Vor dem Kamin blieb das Grauen stehen, betätigte in einer bestimmten Reihenfolge einige Steine und eine Tür glitt zur Seite. Ohne zu Zögern stieg er in die Dunkelheit hinab. Sie befanden sich in einem Keller. Staub tanzte hier in der Luft, alte Weinfässer standen in den Ecken und boten den Wollmäusen Schutz. Hector trat an eines der Fässer heran und entriegelte eine weiter unsichtbare Tür. Erneut verschwand das Grauen in noch finsterer Dunkelheit.
Kaum im zweiten Kellergeschoss angekommen sahen sie altbekannten Luxus. Seidene Tapeten in blutroter Farbe schmückten die Wände. Kerzen erhellten hier sonst die Räumlichkeiten und überall standen diese seltsamen mechanischen Spielzeuge, die Archibald so liebte. Dazwischen lagen Puppen die mit toten Augen die Besucher anstarrten und uralte Teddybären die die Pfoten nach ihnen ausstreckten.

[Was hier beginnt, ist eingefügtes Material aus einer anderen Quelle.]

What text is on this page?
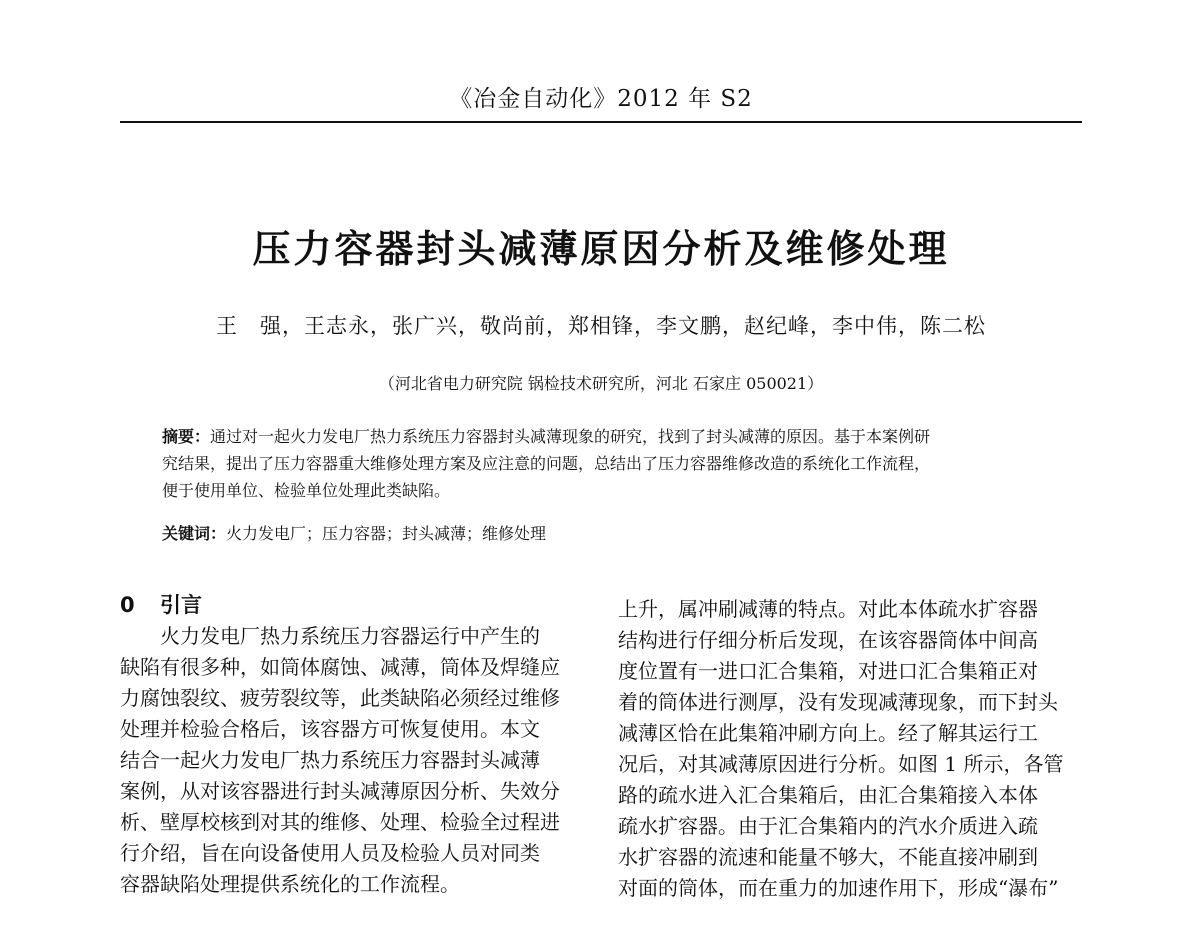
《冶金自动化》2012 年 S2
压力容器封头减薄原因分析及维修处理
王　强，王志永，张广兴，敬尚前，郑相锋，李文鹏，赵纪峰，李中伟，陈二松
（河北省电力研究院 锅检技术研究所，河北 石家庄 050021）
摘要：通过对一起火力发电厂热力系统压力容器封头减薄现象的研究，找到了封头减薄的原因。基于本案例研
究结果，提出了压力容器重大维修处理方案及应注意的问题，总结出了压力容器维修改造的系统化工作流程，
便于使用单位、检验单位处理此类缺陷。
关键词：火力发电厂；压力容器；封头减薄；维修处理
0 引言
火力发电厂热力系统压力容器运行中产生的
缺陷有很多种，如筒体腐蚀、减薄，筒体及焊缝应
力腐蚀裂纹、疲劳裂纹等，此类缺陷必须经过维修
处理并检验合格后，该容器方可恢复使用。本文
结合一起火力发电厂热力系统压力容器封头减薄
案例，从对该容器进行封头减薄原因分析、失效分
析、壁厚校核到对其的维修、处理、检验全过程进
行介绍，旨在向设备使用人员及检验人员对同类
容器缺陷处理提供系统化的工作流程。
上升，属冲刷减薄的特点。对此本体疏水扩容器
结构进行仔细分析后发现，在该容器筒体中间高
度位置有一进口汇合集箱，对进口汇合集箱正对
着的筒体进行测厚，没有发现减薄现象，而下封头
减薄区恰在此集箱冲刷方向上。经了解其运行工
况后，对其减薄原因进行分析。如图 1 所示，各管
路的疏水进入汇合集箱后，由汇合集箱接入本体
疏水扩容器。由于汇合集箱内的汽水介质进入疏
水扩容器的流速和能量不够大，不能直接冲刷到
对面的筒体，而在重力的加速作用下，形成“瀑布”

Ein Museum der Kuriositäten für all jene, die niemals die zweite Kellerebene samt ihrer Zellen gesehen hatten und schon gar nicht die dritte.
Auf einem Beistelltisch standen rote Kerzen, die in einem besonderen Muster angeordnet waren. Sie umrahmten in Sand gezeichnete Symbole. Kakko erkannte die Zeichen, sein Meister trug sie auf der Haut. Ein Totenschädel ruhte mittig auf dem Tisch, von dem jeder im Raum schlagartig wusste, dass dies ein echter menschlicher Schädel war. Die Zellen die sonst Archibalds Spielzeuge enthielten waren leer und verweist. Hector strich mit einer fast liebevollen Geste über die blutigen Gitterstäbe, ehe er sie tiefer in die privaten Räumlichkeiten des wahren Zuhauses von Archibald führte.
Das Schlafzimmer war dekadent eingerichtet. Auch hier die schweren, seidenen Tapeten. Das Zimmer hätte der Baronin oder einem Monarchen gehören können. Auf einem großen Schminktisch standen auch hier allerlei Spielzeuge. Eine Wand nebem dem gewaltigen Bett war mit einem Bild verziert, dass einem das Blut in den Adern gefrieren ließ. Das "Ding" das dort abgebildet war, wirkte wie aus einer anderen grauenvollen Welt.
"Oma", lachte Hector seine heisere Lache und deutete auf das Bild, "eine wahre Schönheit".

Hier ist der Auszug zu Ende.